I greet her without attempting any physical contact, because the available physical-contact greetings at this point are a handshake, an air-kiss, and an upper-body hug, and none of those is a good way to start a date. Instead I pull out a barstool for her, a display of chivalry that I pretend to pretend is ironic. Maya orders a gin and tonic, the same drink she asked me to fix her at the party the night we met. Her subtle invocation of that night makes me feel like we have a history, and I smile in recognition before it occurs to me that it’s probably what she always drinks. Freya, who is a professional, fades discreetly away after pouring, which is a relief, because it would be problematic if the dog thing came up.

“So are you coming straight from work?” I ask her.

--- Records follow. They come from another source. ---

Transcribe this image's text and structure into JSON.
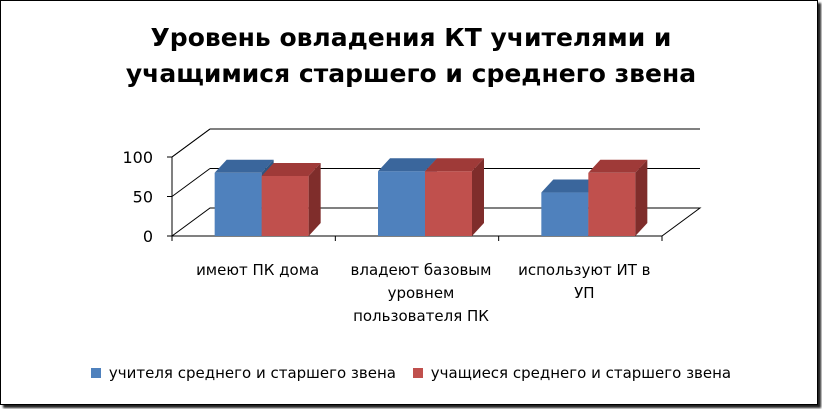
{
  "chart_data": {
    "type": "bar",
    "title_lines": [
      "Уровень овладения КТ учителями и",
      "учащимися старшего и среднего звена"
    ],
    "categories": [
      [
        "имеют ПК дома"
      ],
      [
        "владеют базовым",
        "уровнем",
        "пользователя ПК"
      ],
      [
        "используют ИТ в",
        "УП"
      ]
    ],
    "series": [
      {
        "name": "учителя среднего и старшего звена",
        "values": [
          80,
          82,
          55
        ],
        "color": "#4F81BD",
        "top": "#3A669C",
        "side": "#2F5581"
      },
      {
        "name": "учащиеся среднего и старшего звена",
        "values": [
          76,
          82,
          80
        ],
        "color": "#C0504D",
        "top": "#9F3A38",
        "side": "#7F2D2B"
      }
    ],
    "y_ticks": [
      "0",
      "50",
      "100"
    ],
    "ylim": [
      0,
      100
    ],
    "grid": true,
    "legend_position": "bottom"
  }
}
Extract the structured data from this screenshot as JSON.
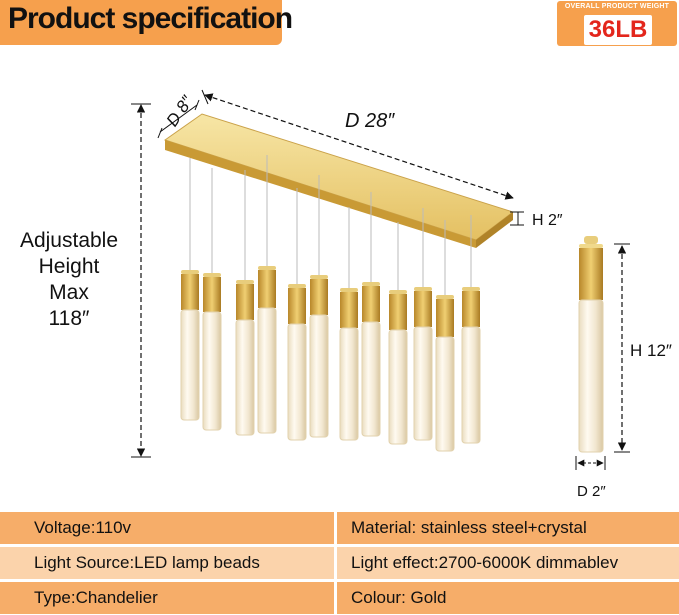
{
  "header": {
    "title": "Product specification",
    "weight_label": "OVERALL PRODUCT WEIGHT",
    "weight_value": "36LB"
  },
  "dimensions": {
    "depth": "D 8″",
    "length": "D 28″",
    "canopy_height": "H 2″",
    "adjustable_lines": [
      "Adjustable",
      "Height",
      "Max",
      "118″"
    ],
    "pendant_height": "H 12″",
    "pendant_diameter": "D 2″"
  },
  "colors": {
    "accent_orange": "#f6a04d",
    "row_dark": "#f6ad69",
    "row_light": "#fbd3ab",
    "weight_red": "#e3261c",
    "gold": "#d4a93c"
  },
  "specs": [
    {
      "left": "Voltage:110v",
      "right": "Material: stainless steel+crystal"
    },
    {
      "left": "Light Source:LED lamp beads",
      "right": "Light effect:2700-6000K dimmablev"
    },
    {
      "left": "Type:Chandelier",
      "right": "Colour: Gold"
    }
  ]
}
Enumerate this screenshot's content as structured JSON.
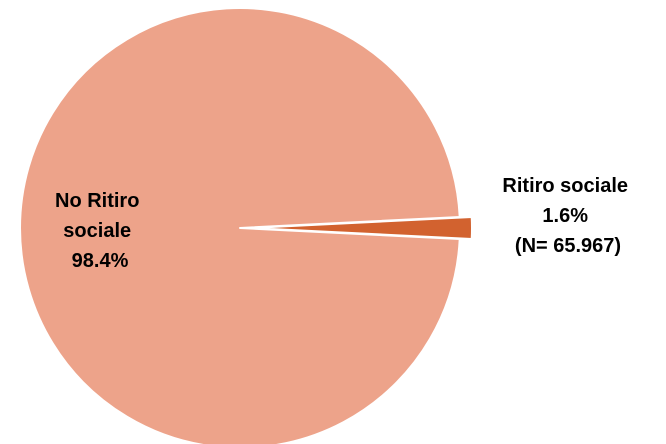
{
  "chart_data": {
    "type": "pie",
    "title": "",
    "slices": [
      {
        "label_lines": [
          "No Ritiro",
          "sociale",
          "98.4%"
        ],
        "value": 98.4,
        "color": "#EDA38A",
        "exploded": false
      },
      {
        "label_lines": [
          "Ritiro sociale",
          "1.6%",
          "(N= 65.967)"
        ],
        "value": 1.6,
        "color": "#D2622F",
        "exploded": true
      }
    ]
  }
}
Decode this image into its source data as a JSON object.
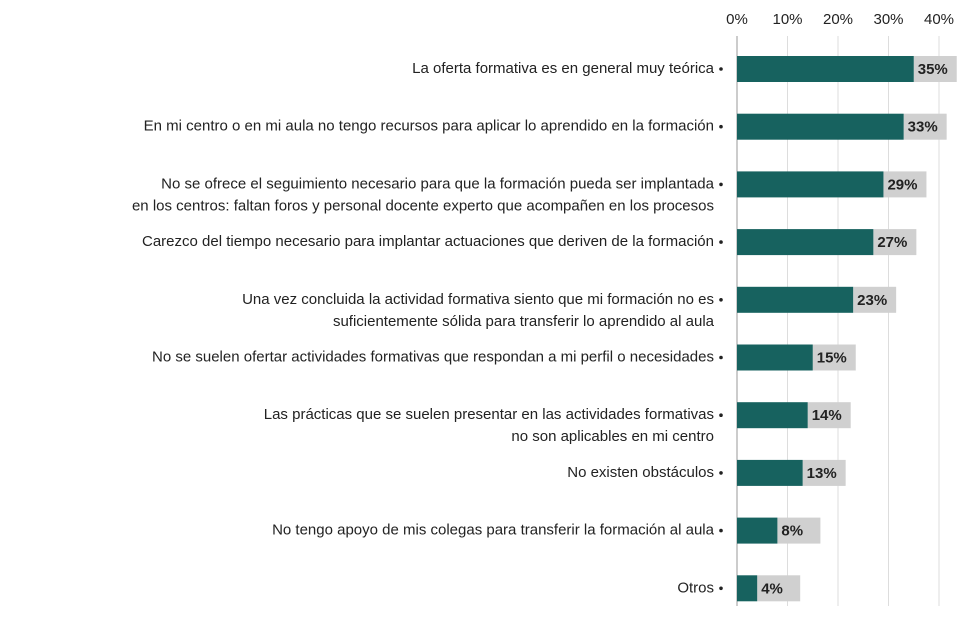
{
  "chart_data": {
    "type": "bar",
    "orientation": "horizontal",
    "categories": [
      "La oferta formativa es en general muy teórica",
      "En mi centro o en mi aula no tengo recursos para aplicar lo aprendido en la formación",
      "No se ofrece el seguimiento necesario para que la formación pueda ser implantada\nen los centros: faltan foros y personal docente experto que acompañen en los procesos",
      "Carezco del tiempo necesario para implantar actuaciones que deriven de la formación",
      "Una vez concluida la actividad formativa siento que mi formación no es\nsuficientemente sólida para transferir lo aprendido al aula",
      "No se suelen ofertar actividades formativas que respondan a mi perfil o necesidades",
      "Las prácticas que se suelen presentar en las actividades formativas\nno son aplicables en mi centro",
      "No existen obstáculos",
      "No tengo apoyo de mis colegas para transferir la formación al aula",
      "Otros"
    ],
    "values": [
      35,
      33,
      29,
      27,
      23,
      15,
      14,
      13,
      8,
      4
    ],
    "value_labels": [
      "35%",
      "33%",
      "29%",
      "27%",
      "23%",
      "15%",
      "14%",
      "13%",
      "8%",
      "4%"
    ],
    "color": "#17625f",
    "xlim": [
      0,
      40
    ],
    "xticks": [
      {
        "value": 0,
        "label": "0%"
      },
      {
        "value": 10,
        "label": "10%"
      },
      {
        "value": 20,
        "label": "20%"
      },
      {
        "value": 30,
        "label": "30%"
      },
      {
        "value": 40,
        "label": "40%"
      }
    ],
    "grid": true
  }
}
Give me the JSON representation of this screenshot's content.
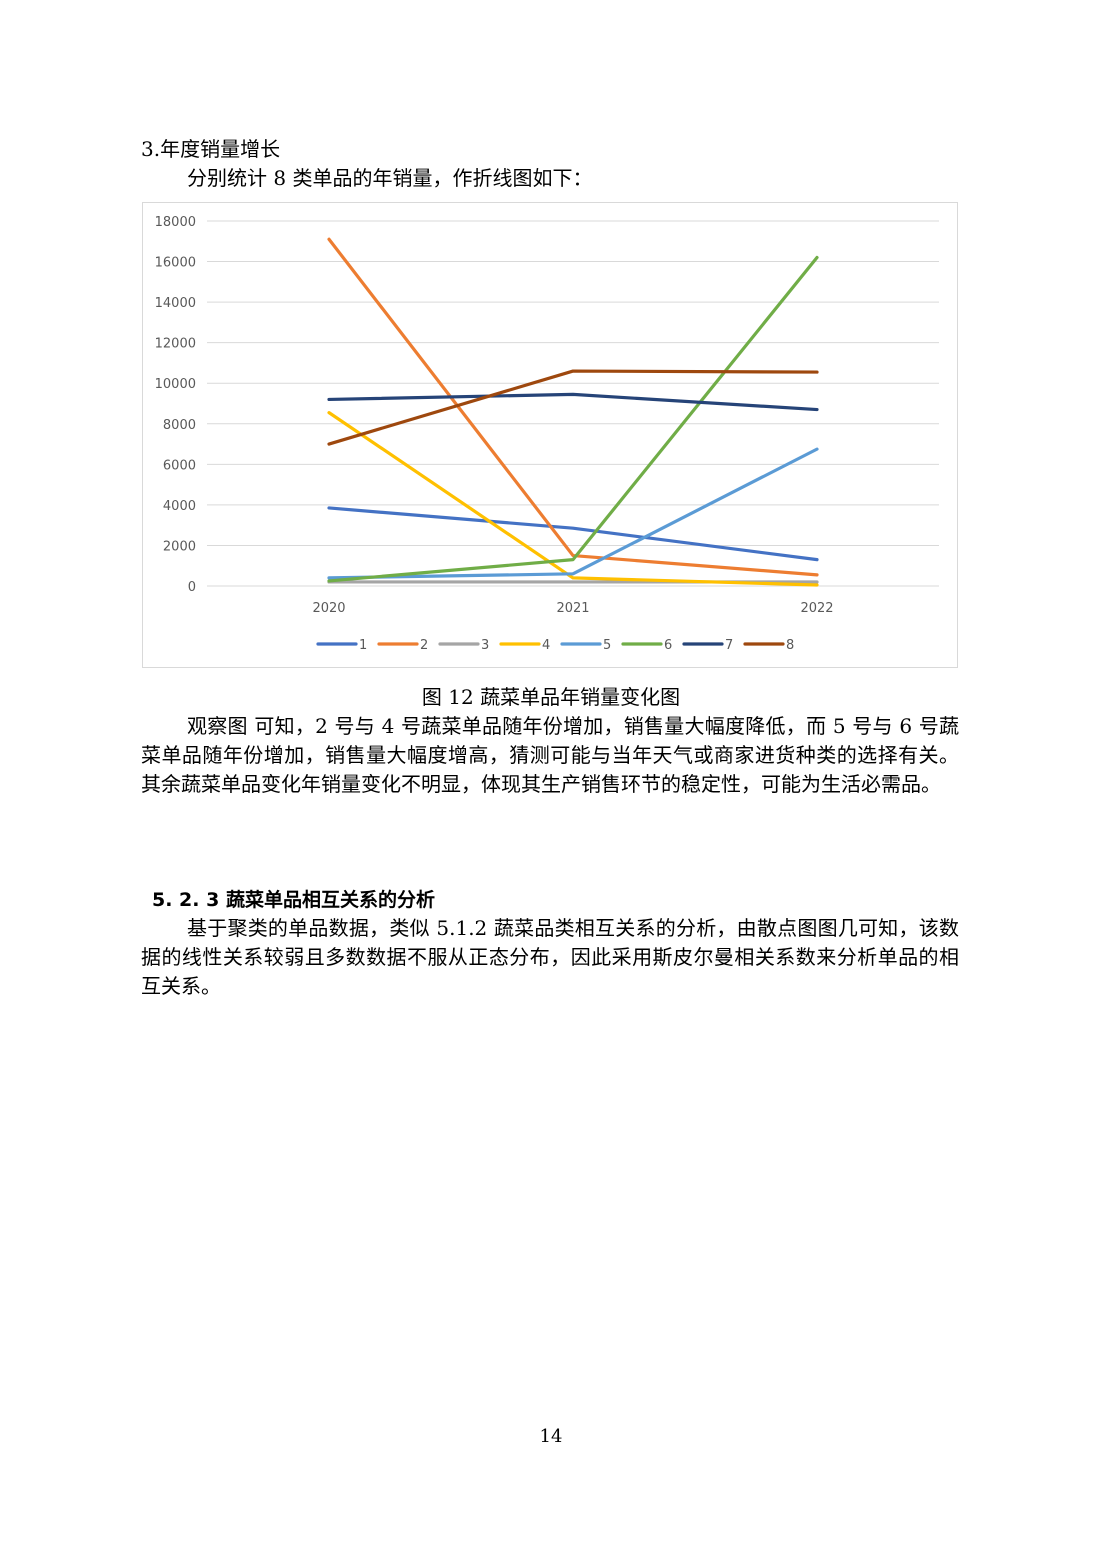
{
  "heading": "3.年度销量增长",
  "intro": "分别统计 8 类单品的年销量，作折线图如下：",
  "figure_caption": "图 12  蔬菜单品年销量变化图",
  "observation": "观察图 可知，2 号与 4 号蔬菜单品随年份增加，销售量大幅度降低，而 5 号与 6 号蔬菜单品随年份增加，销售量大幅度增高，猜测可能与当年天气或商家进货种类的选择有关。其余蔬菜单品变化年销量变化不明显，体现其生产销售环节的稳定性，可能为生活必需品。",
  "section_title": "5. 2. 3 蔬菜单品相互关系的分析",
  "section_body": "基于聚类的单品数据，类似 5.1.2 蔬菜品类相互关系的分析，由散点图图几可知，该数据的线性关系较弱且多数数据不服从正态分布，因此采用斯皮尔曼相关系数来分析单品的相互关系。",
  "page_number": "14",
  "chart_data": {
    "type": "line",
    "title": "",
    "xlabel": "",
    "ylabel": "",
    "categories": [
      "2020",
      "2021",
      "2022"
    ],
    "ylim": [
      0,
      18000
    ],
    "yticks": [
      "0",
      "2000",
      "4000",
      "6000",
      "8000",
      "10000",
      "12000",
      "14000",
      "16000",
      "18000"
    ],
    "grid": true,
    "legend_position": "bottom",
    "series": [
      {
        "name": "1",
        "color": "#4472C4",
        "values": [
          3850,
          2850,
          1300
        ]
      },
      {
        "name": "2",
        "color": "#ED7D31",
        "values": [
          17100,
          1500,
          550
        ]
      },
      {
        "name": "3",
        "color": "#A5A5A5",
        "values": [
          200,
          200,
          200
        ]
      },
      {
        "name": "4",
        "color": "#FFC000",
        "values": [
          8550,
          400,
          50
        ]
      },
      {
        "name": "5",
        "color": "#5B9BD5",
        "values": [
          400,
          600,
          6750
        ]
      },
      {
        "name": "6",
        "color": "#70AD47",
        "values": [
          250,
          1300,
          16200
        ]
      },
      {
        "name": "7",
        "color": "#264478",
        "values": [
          9200,
          9450,
          8700
        ]
      },
      {
        "name": "8",
        "color": "#9E480E",
        "values": [
          7000,
          10600,
          10550
        ]
      }
    ]
  }
}
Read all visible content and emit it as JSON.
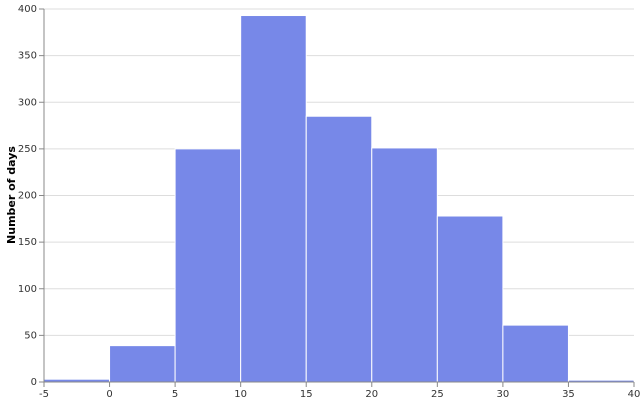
{
  "chart_data": {
    "type": "histogram",
    "y_label": "Number of days",
    "bins": [
      -5,
      0,
      5,
      10,
      15,
      20,
      25,
      30,
      35,
      40
    ],
    "values": [
      3,
      39,
      250,
      393,
      285,
      251,
      178,
      61,
      2
    ],
    "color": "#7788e8",
    "xlim": [
      -5,
      40
    ],
    "xticks": [
      -5,
      0,
      5,
      10,
      15,
      20,
      25,
      30,
      35,
      40
    ],
    "ylim": [
      0,
      400
    ],
    "yticks": [
      0,
      50,
      100,
      150,
      200,
      250,
      300,
      350,
      400
    ],
    "grid": true
  }
}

“Yeah, I just got done,” she says. For three long seconds it seems as though neither of us will think of anything else to say and we will finish our drinks in silence and then go home. “How about you? Do you have a regular schedule, or are you writing your own ticket now?”

“I make my own hours, pretty much,” I say. I don’t go into what those hours are filled with. Since the sale I have been learning how much dead time a day can hold. At some point I’m going to have to tell her about being rich, but I don’t know when: too soon and I’m showing off, too late and I’m hiding something.

I want to ask her a question she hasn’t been asked a million times before — otherwise she goes straight to her prepared answer and the two of you are just acting out a script. But obviously you can’t ask her a job-interview question like In a fight between a bear and a shark in a neutral, jellylike medium, who would win? because then she’ll think you’re a dork.